Research in eLife found that all-nighters may have the opposite effect of what you want them to if you are trying to remember and retain as much information as possible. So do we get tired because we need to convert what we learned into memories?
Recent research on flies may just say so. When our brain goes into memory consolidating mode it might actually inhibit wakefulness! While more studies need to be carried out – especially on humans – the results are pretty cool, huh? Teach yourself and then sleep to consolidate it!
Graduate student Bethany Christmann explained, “It’s almost as if that section of the mushroom body [similar to the hippocampus in humans] were saying ‘hey, stay awake and learn this. Then, after a while, the DPM neurons start signaling to suppress that section,”
…As if to say, ‘you’re going to need sleep if you want to remember this later’.

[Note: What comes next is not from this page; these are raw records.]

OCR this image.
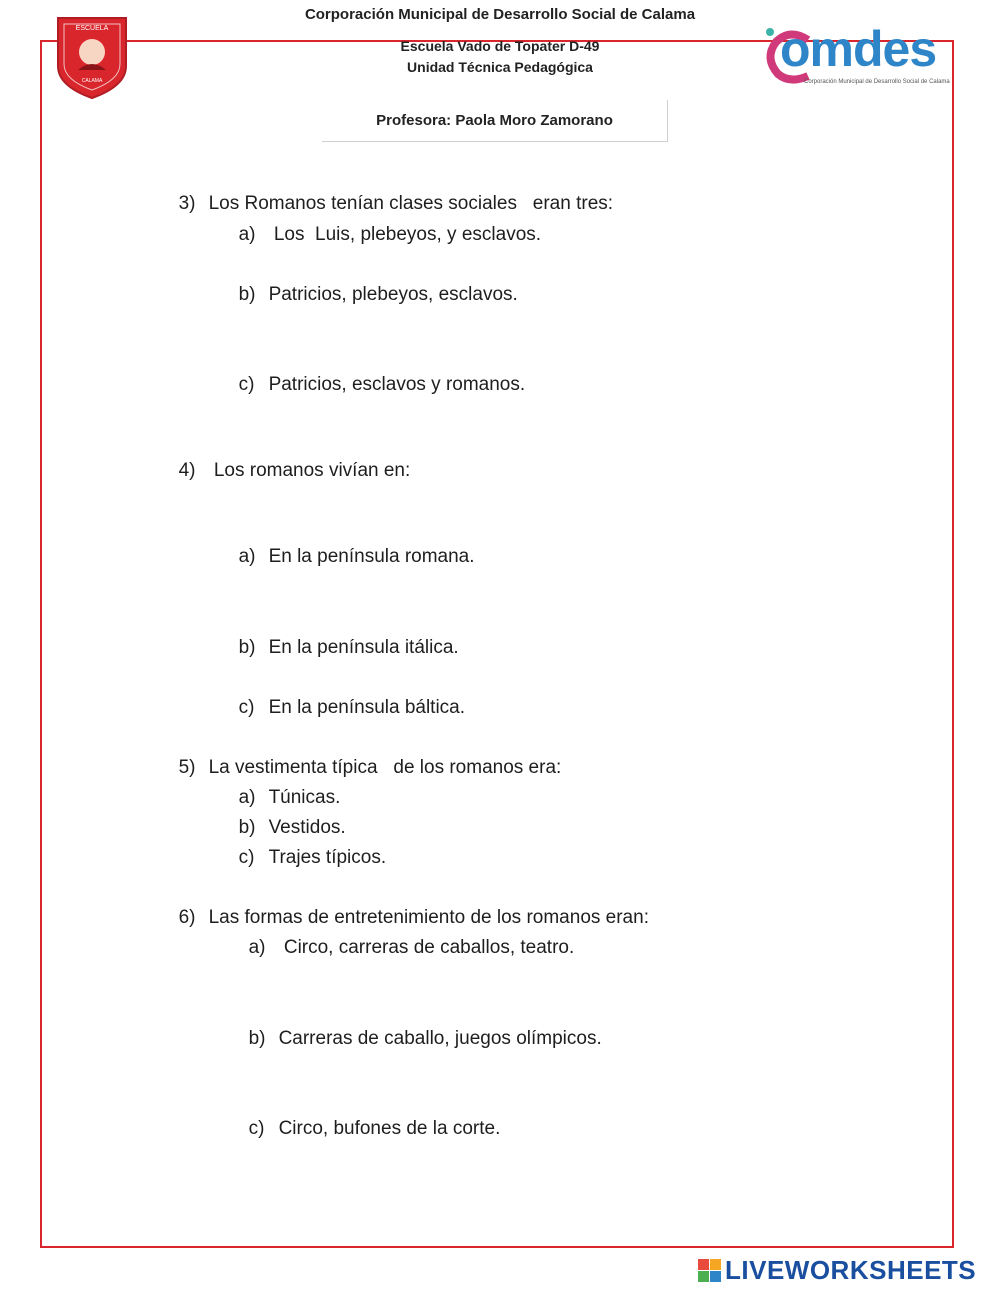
ESCUELA
CALAMA
Corporación Municipal de Desarrollo Social de Calama
Escuela Vado de Topater D-49
Unidad Técnica Pedagógica
Profesora: Paola Moro Zamorano
omdes
Corporación Municipal de Desarrollo Social de Calama

3) Los Romanos tenían clases sociales   eran tres:

a) Los  Luis, plebeyos, y esclavos.

b) Patricios, plebeyos, esclavos.

c) Patricios, esclavos y romanos.

4) Los romanos vivían en:

a) En la península romana.

b) En la península itálica.

c) En la península báltica.

5) La vestimenta típica   de los romanos era:

a) Túnicas.

b) Vestidos.

c) Trajes típicos.

6) Las formas de entretenimiento de los romanos eran:

a) Circo, carreras de caballos, teatro.

b) Carreras de caballo, juegos olímpicos.

c) Circo, bufones de la corte.

LIVEWORKSHEETS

Fight Your Cold With Sleep
Research published in SLEEP found that those that sleep 6 or fewer hours every night are 4 times more likely to catch a common cold when exposed to the virus. This indicates that a lack of sleep not only affects our cognitive abilities but also our physical health as well!
Dr. Aric Prather explained, “Short sleep was more important than any other factor in predicting subjects’ likelihood of catching a cold. It didn’t matter how old people were, their stress levels, their race, education, or income. It didn’t matter if they were a smoker. With all those things taken into account, statistically sleep still carried the day.”
The New Rules On Sleep: How much do you need?
Loyola University recently published some statistics on how much sleep we all should get per night. While there have been government regulations out for a while, they updated these regulations to include people of all ages and the latest research.
Neuroendocrinologist Dr. Lydia DonCarlos explained, “We still have a great deal to learn about the function of sleep. We know it’s restorative and important for memory consolidation. But we don’t know the details of what the function of sleep is, even though it is how we spend one-third of our lives.” Here are the latest recommendations from an expert panel at the National Sleep Foundation:
- 0-3 months: 14-17 hours each day (previously 12-18).
- 4-11 months: 12-15 hours (previously 14-15).
- 1-2 years: 11-14 hours (previously 12-14).
- 3-5 years: 10-13 hours (previously 11-13).
- 6-13 years: 9-11 hours (previously 10-11).
- 14-17 years: 8-10 hours (previously 8.5-9.5).
- 18-25 years: 7-9 hours (new age category).
- 26-64 years: 7-9 hours (no change).
- 65+ years: 7-8 hours (new age category).
So do you want to start sleeping better and get more sleep? From affecting your cardiovascular system to your body weight, not getting enough sleep can be an incredibly unhealthy habit we all should break this year!
Eat healthy, run those daily miles, mediate like it’s going out of style… and get 7-9 hours of sleep a night!
Sleep better, your body will thank you for it!